Frankfurter Allgemeine Zeitung - Rezension
Frankfurter Allgemeine Zeitung | Besprechung von 13.11.2006

Was macht der weiße Kittel ?

Nach der neuen Approbationsordnung muß jeder Medizinstudent das Pflichtfach "Geschichte, Theorie und Ethik der Medizin" belegen. Doch wie lehrt man eine solche hybride Disziplin, die ihre Entstehung nicht sachlichen Gründen zu verdanken hat, sondern professionspolitischen Überlegungen? An Einführungen in die Bio- oder Medizinethik fehlt es auf dem deutschen Buchmarkt nicht; denn nicht nur die Stellungnahmen des Nationalen Ethikrats, auch die Entscheidungen lokaler Ethikkommissionen sorgen für stetige Nachfrage nach Büchern, die Basiswissen vermitteln.
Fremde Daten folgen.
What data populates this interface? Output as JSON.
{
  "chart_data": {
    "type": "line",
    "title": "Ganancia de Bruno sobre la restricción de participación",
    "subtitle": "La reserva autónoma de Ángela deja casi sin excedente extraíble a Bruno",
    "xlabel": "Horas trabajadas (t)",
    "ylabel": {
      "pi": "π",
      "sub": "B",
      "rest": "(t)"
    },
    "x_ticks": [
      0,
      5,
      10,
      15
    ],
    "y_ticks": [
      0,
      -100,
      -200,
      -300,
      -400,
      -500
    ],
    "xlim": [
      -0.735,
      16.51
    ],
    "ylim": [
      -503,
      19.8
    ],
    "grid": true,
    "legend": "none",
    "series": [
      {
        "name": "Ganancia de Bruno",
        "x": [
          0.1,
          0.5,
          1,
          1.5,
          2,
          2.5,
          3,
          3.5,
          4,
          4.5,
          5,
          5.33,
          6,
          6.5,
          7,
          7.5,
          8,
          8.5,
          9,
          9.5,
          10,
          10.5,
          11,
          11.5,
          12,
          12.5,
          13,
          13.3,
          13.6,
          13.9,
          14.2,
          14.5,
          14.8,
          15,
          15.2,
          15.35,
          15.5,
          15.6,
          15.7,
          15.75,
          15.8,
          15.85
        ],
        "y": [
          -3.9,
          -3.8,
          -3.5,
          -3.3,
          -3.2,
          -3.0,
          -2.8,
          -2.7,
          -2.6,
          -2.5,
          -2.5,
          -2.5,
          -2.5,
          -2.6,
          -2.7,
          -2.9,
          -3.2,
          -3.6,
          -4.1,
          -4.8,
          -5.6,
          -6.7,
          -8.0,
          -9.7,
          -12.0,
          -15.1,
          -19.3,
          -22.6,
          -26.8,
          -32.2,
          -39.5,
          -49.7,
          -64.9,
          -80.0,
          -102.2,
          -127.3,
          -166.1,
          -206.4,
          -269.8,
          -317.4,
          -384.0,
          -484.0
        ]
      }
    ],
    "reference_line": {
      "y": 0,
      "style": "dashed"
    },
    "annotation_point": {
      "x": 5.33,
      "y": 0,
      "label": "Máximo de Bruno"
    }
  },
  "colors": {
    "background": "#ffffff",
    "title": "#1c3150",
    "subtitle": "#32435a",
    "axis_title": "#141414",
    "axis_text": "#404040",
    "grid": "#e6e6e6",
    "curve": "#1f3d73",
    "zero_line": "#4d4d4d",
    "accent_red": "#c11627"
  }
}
Doch meist bieten diese Werke nicht mehr als einen Intensivkurs über Grundbegriffe ethischer Reflexion oder problemorientiertes Lernen. Insofern füllt eine neue Einführung, an der mehrere Autoren (neben Medizinhistorikern auch Experten für Medizintheorie und Bioethik) mitgewirkt haben, ein Lücke, indem aktuelle medizinethische Themen und Probleme aufgegriffen und aus der ethischen, historischen und theoretischen Perspektive abgehandelt werden ("Geschichte, Theorie und Ethik der Medizin". Herausgegeben von Stefan Schulz, Klaus Steigleder, Heiner Fangerau und Norbert Paul. Suhrkamp Verlag, Frankfurt am Main 2006. 511 S., br., 16,- [Euro]).Um das Urteil vorwegzunehmen: Diese Vernetzung, wie sie für die Lehre eines solches Querschnittsfachs erforderlich ist, kann als gelungen bezeichnet werden.
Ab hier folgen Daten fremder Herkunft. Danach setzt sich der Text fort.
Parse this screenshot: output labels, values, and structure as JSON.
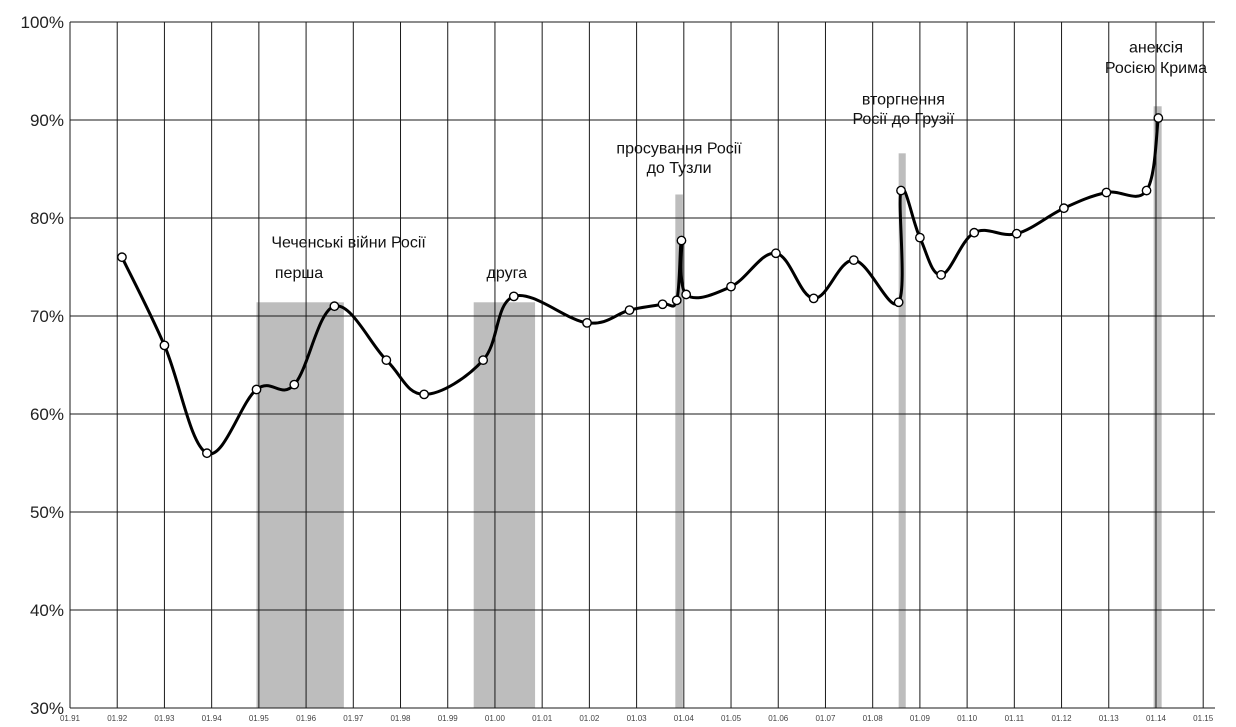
{
  "chart_data": {
    "type": "line",
    "title": "",
    "xlabel": "",
    "ylabel": "",
    "xlim": [
      1991,
      2015.25
    ],
    "ylim": [
      30,
      100
    ],
    "x_ticks": [
      {
        "value": 1991,
        "label": "01.91"
      },
      {
        "value": 1992,
        "label": "01.92"
      },
      {
        "value": 1993,
        "label": "01.93"
      },
      {
        "value": 1994,
        "label": "01.94"
      },
      {
        "value": 1995,
        "label": "01.95"
      },
      {
        "value": 1996,
        "label": "01.96"
      },
      {
        "value": 1997,
        "label": "01.97"
      },
      {
        "value": 1998,
        "label": "01.98"
      },
      {
        "value": 1999,
        "label": "01.99"
      },
      {
        "value": 2000,
        "label": "01.00"
      },
      {
        "value": 2001,
        "label": "01.01"
      },
      {
        "value": 2002,
        "label": "01.02"
      },
      {
        "value": 2003,
        "label": "01.03"
      },
      {
        "value": 2004,
        "label": "01.04"
      },
      {
        "value": 2005,
        "label": "01.05"
      },
      {
        "value": 2006,
        "label": "01.06"
      },
      {
        "value": 2007,
        "label": "01.07"
      },
      {
        "value": 2008,
        "label": "01.08"
      },
      {
        "value": 2009,
        "label": "01.09"
      },
      {
        "value": 2010,
        "label": "01.10"
      },
      {
        "value": 2011,
        "label": "01.11"
      },
      {
        "value": 2012,
        "label": "01.12"
      },
      {
        "value": 2013,
        "label": "01.13"
      },
      {
        "value": 2014,
        "label": "01.14"
      },
      {
        "value": 2015,
        "label": "01.15"
      }
    ],
    "y_ticks": [
      {
        "value": 30,
        "label": "30%"
      },
      {
        "value": 40,
        "label": "40%"
      },
      {
        "value": 50,
        "label": "50%"
      },
      {
        "value": 60,
        "label": "60%"
      },
      {
        "value": 70,
        "label": "70%"
      },
      {
        "value": 80,
        "label": "80%"
      },
      {
        "value": 90,
        "label": "90%"
      },
      {
        "value": 100,
        "label": "100%"
      }
    ],
    "grid": true,
    "series": [
      {
        "x": [
          1992.1,
          1993.0,
          1993.9,
          1994.95,
          1995.75,
          1996.6,
          1997.7,
          1998.5,
          1999.75,
          2000.4,
          2001.95,
          2002.85,
          2003.55,
          2003.85,
          2003.95,
          2004.05,
          2005.0,
          2005.95,
          2006.75,
          2007.6,
          2008.55,
          2008.6,
          2009.0,
          2009.45,
          2010.15,
          2011.05,
          2012.05,
          2012.95,
          2013.8,
          2014.05
        ],
        "values": [
          76,
          67,
          56,
          62.5,
          63,
          71,
          65.5,
          62,
          65.5,
          72,
          69.3,
          70.6,
          71.2,
          71.6,
          77.7,
          72.2,
          73,
          76.4,
          71.8,
          75.7,
          71.4,
          82.8,
          78,
          74.2,
          78.5,
          78.4,
          81,
          82.6,
          82.8,
          90.2
        ]
      }
    ],
    "shaded_periods": [
      {
        "start": 1994.95,
        "end": 1996.8,
        "top": 71.4
      },
      {
        "start": 1999.55,
        "end": 2000.85,
        "top": 71.4
      },
      {
        "start": 2003.82,
        "end": 2003.98,
        "top": 82.4
      },
      {
        "start": 2008.55,
        "end": 2008.7,
        "top": 86.6
      },
      {
        "start": 2013.95,
        "end": 2014.12,
        "top": 91.4
      }
    ],
    "annotations": [
      {
        "text": "Чеченські війни Росії",
        "x": 1996.9,
        "y": 77
      },
      {
        "text": "перша",
        "x": 1995.85,
        "y": 73.9
      },
      {
        "text": "друга",
        "x": 2000.25,
        "y": 73.9
      },
      {
        "text": "просування Росії",
        "x": 2003.9,
        "y": 86.6
      },
      {
        "text": "до Тузли",
        "x": 2003.9,
        "y": 84.6
      },
      {
        "text": "вторгнення",
        "x": 2008.65,
        "y": 91.6
      },
      {
        "text": "Росії до Грузії",
        "x": 2008.65,
        "y": 89.6
      },
      {
        "text": "анексія",
        "x": 2014.0,
        "y": 96.9
      },
      {
        "text": "Росією Крима",
        "x": 2014.0,
        "y": 94.8
      }
    ]
  }
}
Den Auftakt bilden drei Beiträge, die eine Standortbestimmung der beteiligten Fächer (Ethik, Medizintheorie, Medizingeschichte) versuchen und deren Beiträge zum Lehrgegenstand herausarbeiten. Dabei wird gelegentlich der Bogen überspannt. So kann man über die Definition: "Als Medizinhistoriker in einem engeren Sinne bezeichnet man aber die an den medizinischen Fakultäten tätigen Fachleute" nur lächeln. Denn somit wären viele der international renommierten Medizinhistoriker keine Fachleute. Man denke etwa an den leider früh verstorbenen englischen Medizinhistoriker Roy Porter (F.A.Z. vom 6. März 2002), der vorwiegend Geschichtsstudenten ausgebildet hat.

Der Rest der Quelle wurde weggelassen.